2002 Denver Annual Meeting (October 27-30, 2002)

Paper No. 11
Presentation Time: 1:30 PM-5:30 PM


YANSA, Catherine H.1, GRIMM, Eric C.2 and MUELLER, Pietra2, (1)Department of Geography, Michigan State University, 314 Natural Sciences Building, East Lansing, MI 48824-1115, (2)Illinois State Museum, Research and Collections Center, 1011 East Ash Street, Springfield, IL 62703, cyansa@geography.wisc.edu

Paleobotanical data from Coldwater Lake (46°01'N, 99°05'W) provide a high-resolution record of Holocene vegetation changes that have occurred in southeastern North Dakota in response to changes in climate and hydrology. Detailed fossil pollen and plant macrofossil analyses of a 19-m long sediment core collected from this small (0.5 km2) kettle lake reconstruct three paleovegetation assemblages that have occupied the Missouri Coteau upland since deglaciation. Twelve AMS 14C ages document the timing of these paleoenvironmental changes.

Open white spruce parkland composed of Picea glauca and upland and lowland prairie herbs became established in southeastern North Dakota by 10,800 14C yr B.P. These herbs currently exist in the area, whereas spruce trees do not, which suggest that the terminal Pleistocene climate of North Dakota was probably only slightly cooler than present. By about 10,600 14C yr B.P., the spruce trees were replaced by deciduous trees, such as Betula papyrifera (paper birch), Ulmus (elm), Quercus (oak), and Populus tremuloides-type (aspen poplar). Between 10,200 and 9100 14C yr B.P., the deciduous trees gradually disappeared and upland herbs expanded, forming grassland. The onset of maximum aridity occurred at 8100 14C yr B.P., as indicated by greater abundance of Ambrosia-type (ragweed) pollen and higher seed counts of taxa adapted to brackish and saline habitats (e.g., Chenopodium rubrum [red goosefoot] and Zannichellia palustris [horned pondweed]). Lake levels periodically fluctuated during the remainder of the Holocene.

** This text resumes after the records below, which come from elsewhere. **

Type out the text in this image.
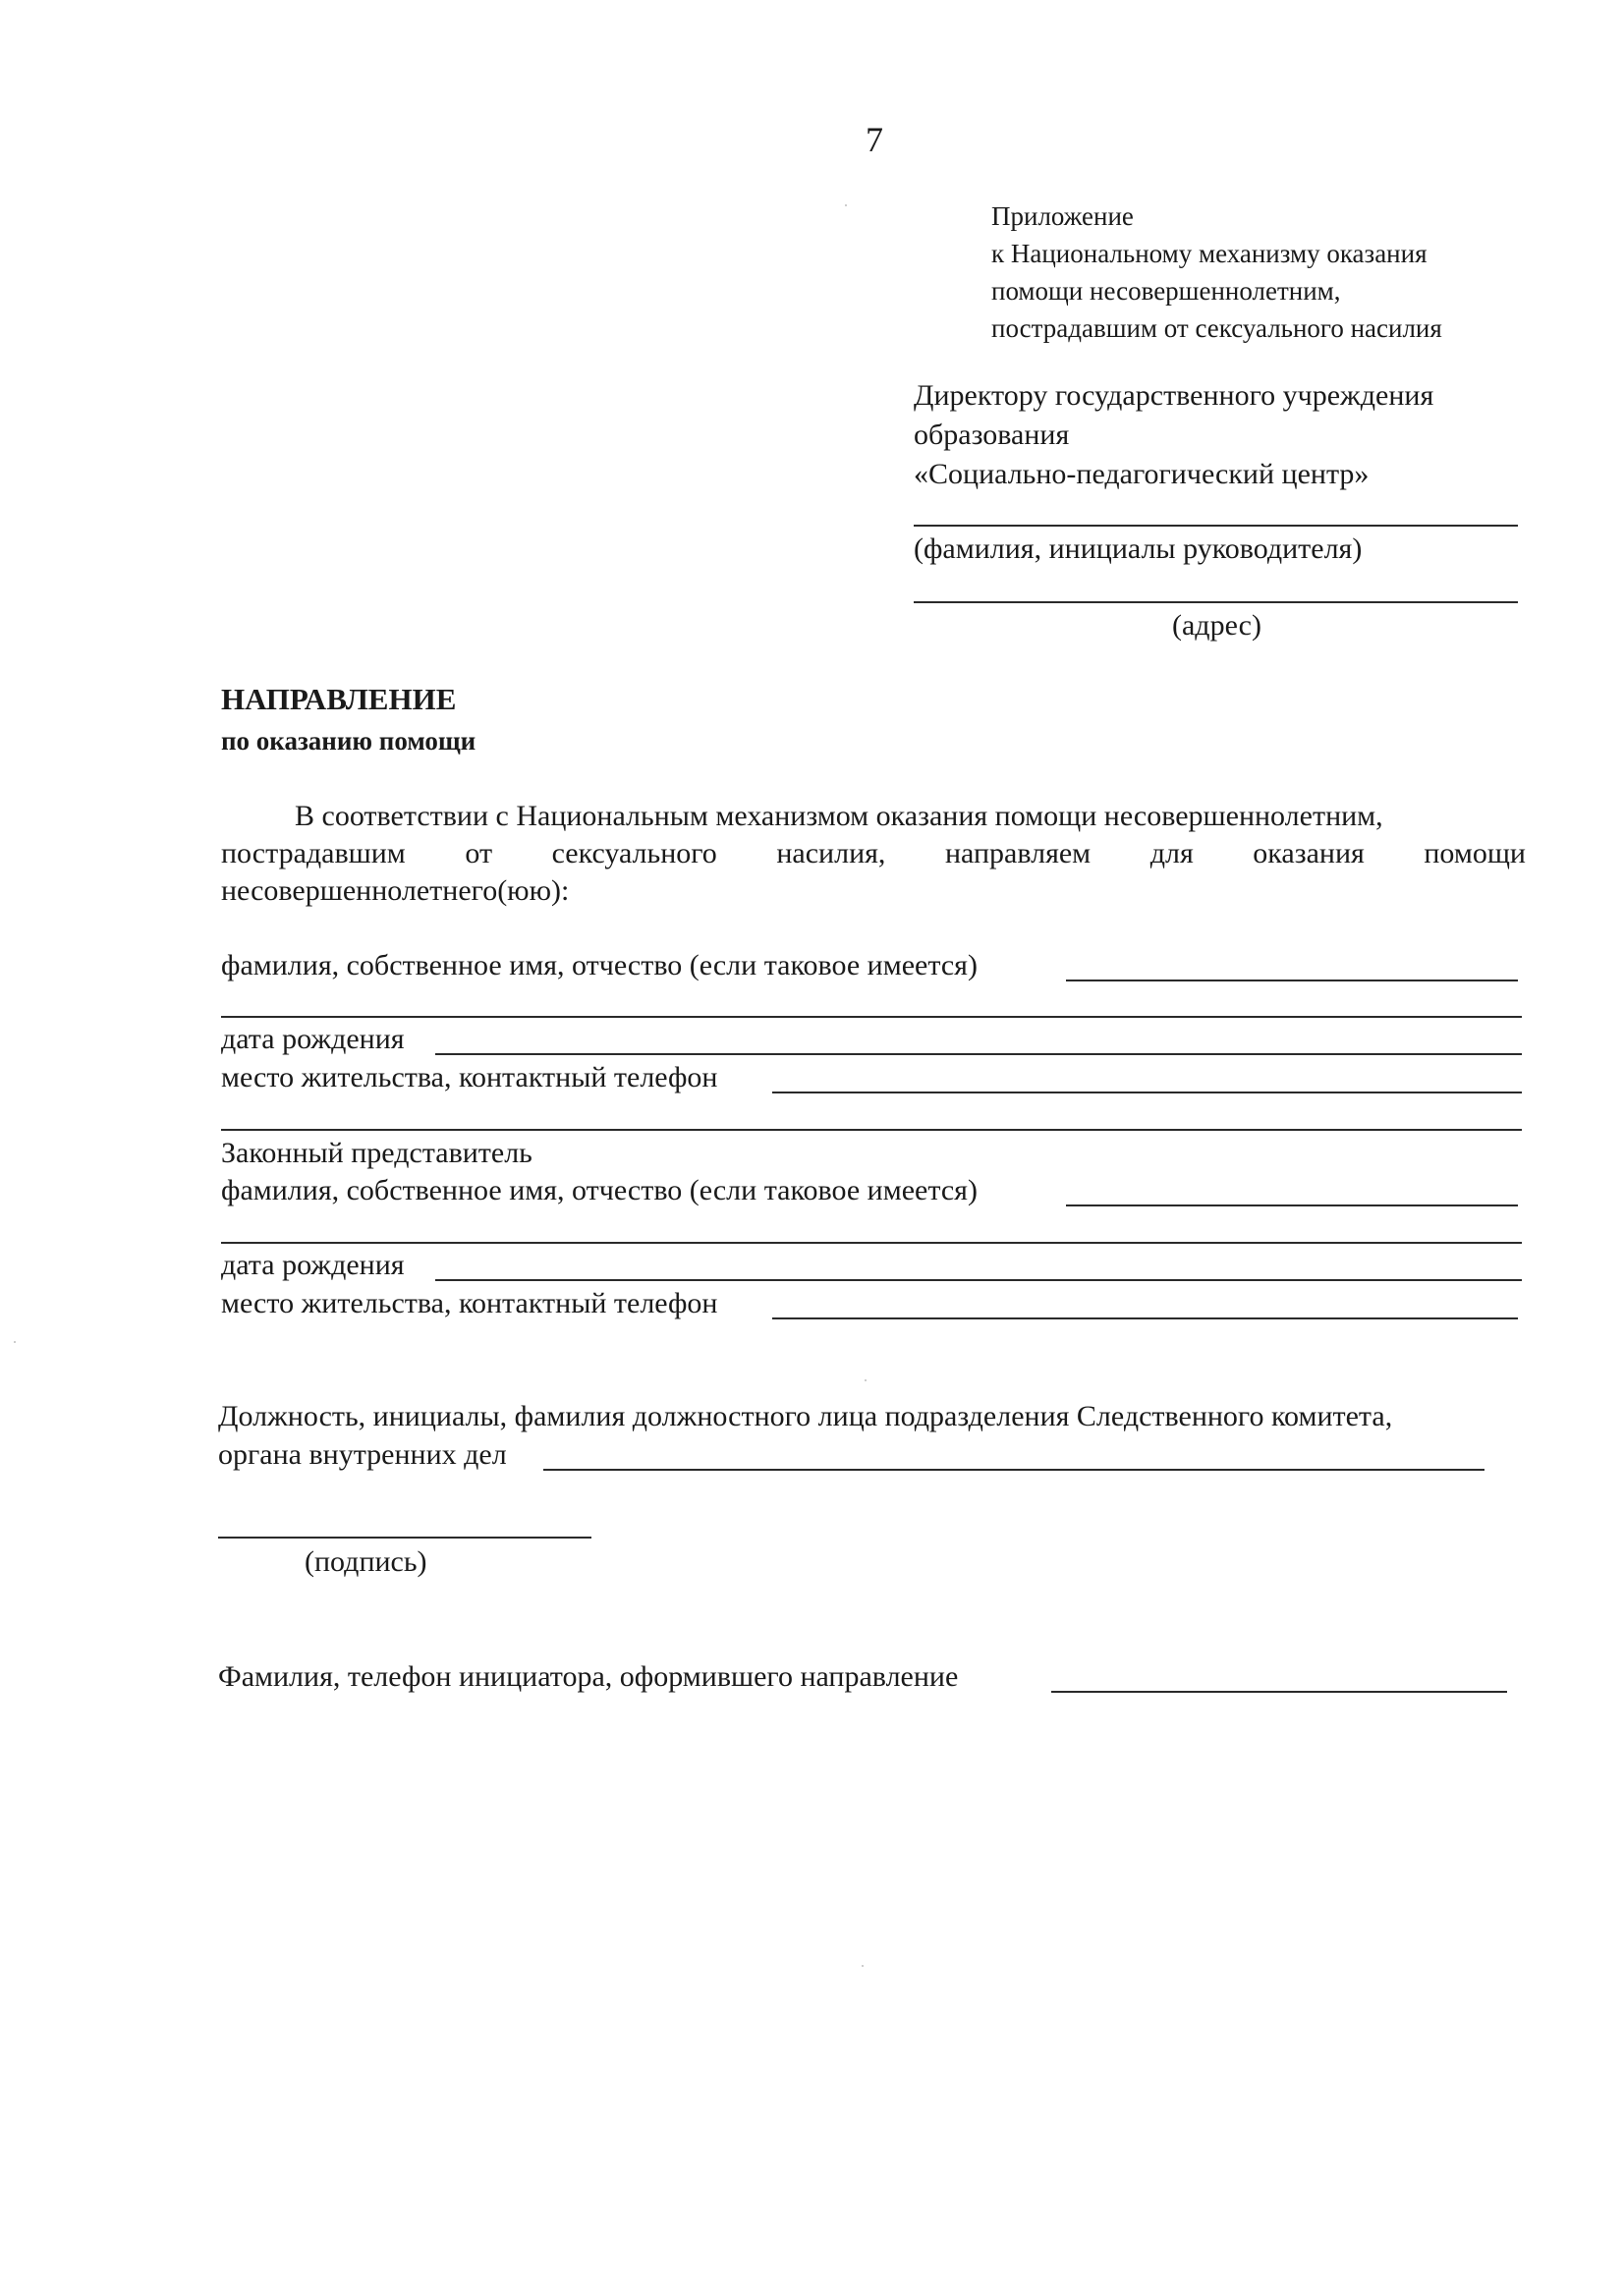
7
Приложение
к Национальному механизму оказания
помощи несовершеннолетним,
пострадавшим от сексуального насилия
Директору государственного учреждения
образования
«Социально-педагогический центр»
(фамилия, инициалы руководителя)
(адрес)
НАПРАВЛЕНИЕ
по оказанию помощи
В соответствии с Национальным механизмом оказания помощи несовершеннолетним,
пострадавшим от сексуального насилия, направляем для оказания помощи
несовершеннолетнего(юю):
фамилия, собственное имя, отчество (если таковое имеется)
дата рождения
место жительства, контактный телефон
Законный представитель
фамилия, собственное имя, отчество (если таковое имеется)
дата рождения
место жительства, контактный телефон
Должность, инициалы, фамилия должностного лица подразделения Следственного комитета,
органа внутренних дел
(подпись)
Фамилия, телефон инициатора, оформившего направление
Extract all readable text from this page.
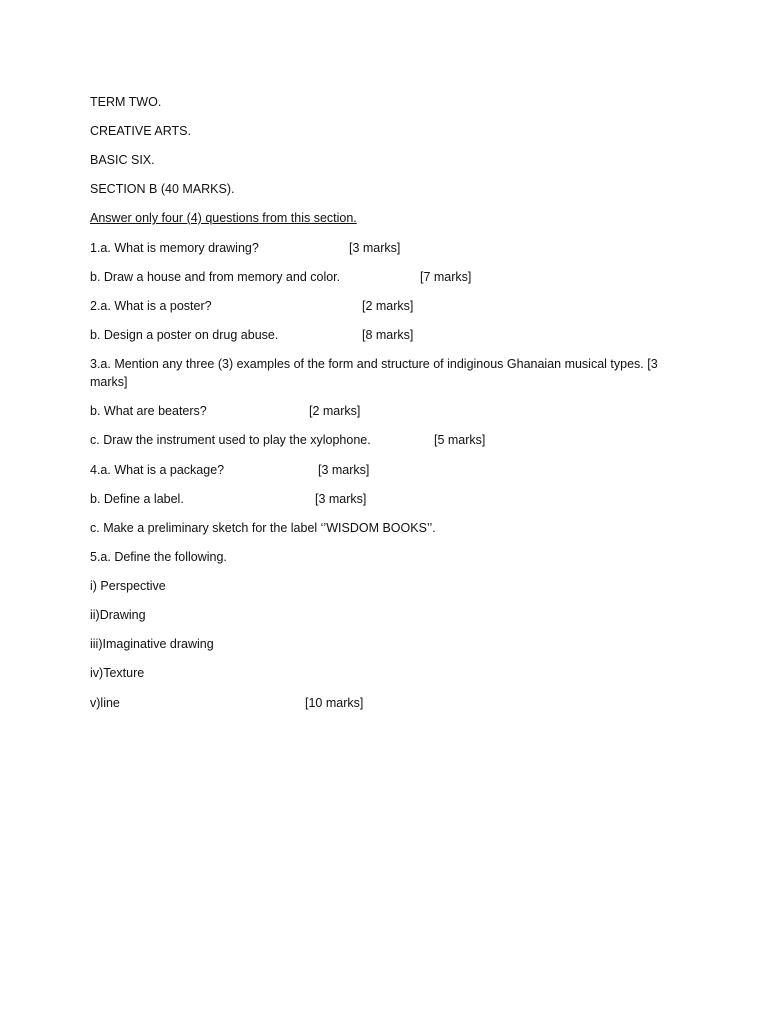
TERM TWO.
CREATIVE ARTS.
BASIC SIX.
SECTION B (40 MARKS).
Answer only four (4) questions from this section.
1.a. What is memory drawing?	[3 marks]
b. Draw a house and from memory and color.	[7 marks]
2.a. What is a poster?	[2 marks]
b. Design a poster on drug abuse.	[8 marks]
3.a. Mention any three (3) examples of the form and structure of indiginous Ghanaian musical types. [3 marks]
b. What are beaters?	[2 marks]
c. Draw the instrument used to play the xylophone.	[5 marks]
4.a. What is a package?	[3 marks]
b. Define a label.	[3 marks]
c. Make a preliminary sketch for the label ‘’WISDOM BOOKS’’.
5.a. Define the following.
i) Perspective
ii)Drawing
iii)Imaginative drawing
iv)Texture
v)line	[10 marks]
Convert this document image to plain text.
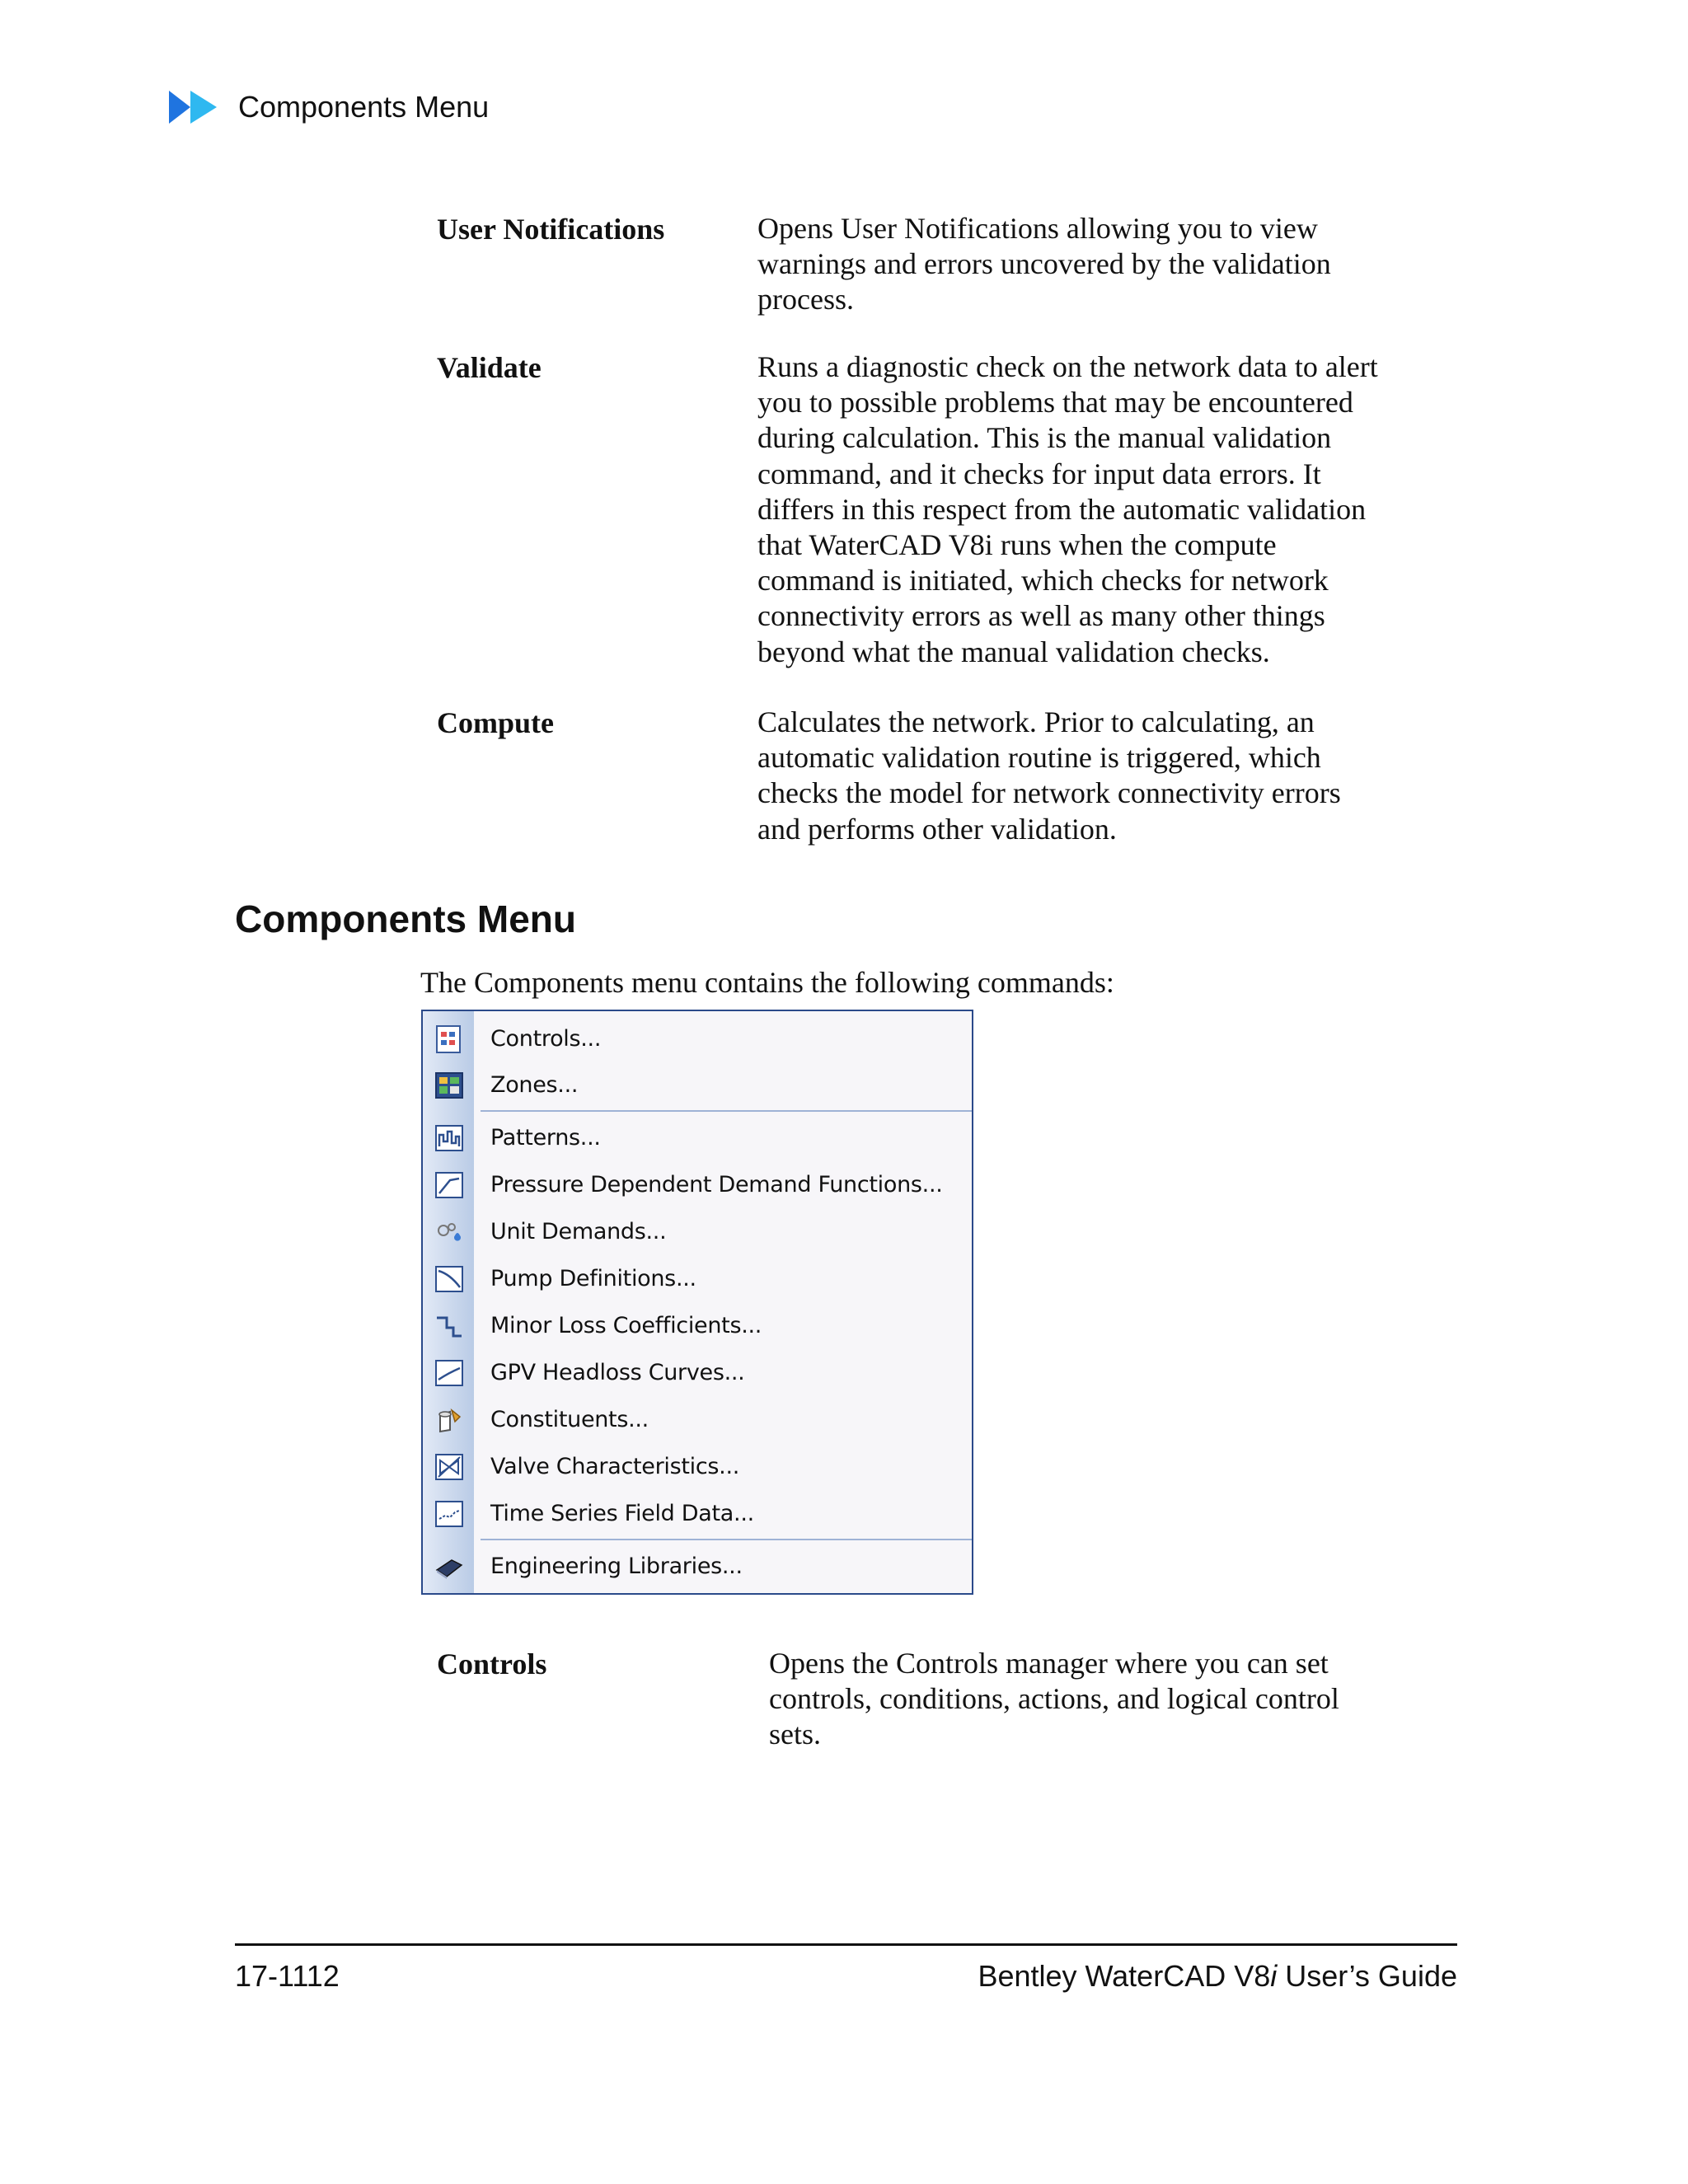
Components Menu
User Notifications	Opens User Notifications allowing you to view warnings and errors uncovered by the validation process.
Validate	Runs a diagnostic check on the network data to alert you to possible problems that may be encountered during calculation. This is the manual validation command, and it checks for input data errors. It differs in this respect from the automatic validation that WaterCAD V8i runs when the compute command is initiated, which checks for network connectivity errors as well as many other things beyond what the manual validation checks.
Compute	Calculates the network. Prior to calculating, an automatic validation routine is triggered, which checks the model for network connectivity errors and performs other validation.
Components Menu
The Components menu contains the following commands:
Controls...
Zones...
Patterns...
Pressure Dependent Demand Functions...
Unit Demands...
Pump Definitions...
Minor Loss Coefficients...
GPV Headloss Curves...
Constituents...
Valve Characteristics...
Time Series Field Data...
Engineering Libraries...
Controls	Opens the Controls manager where you can set controls, conditions, actions, and logical control sets.
17-1112	Bentley WaterCAD V8i User’s Guide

This paleovegetation succession indicates a warming and drying trend during the early and mid-Holocene, which was probably the result of greater summer insolation and reduced winter precipitation. The results from this study agrees with that of previously published reports for Coldwater Lake, based on other paleoenvironmental indicators (e.g., geochemistry, diatoms, and charcoal) from the same core.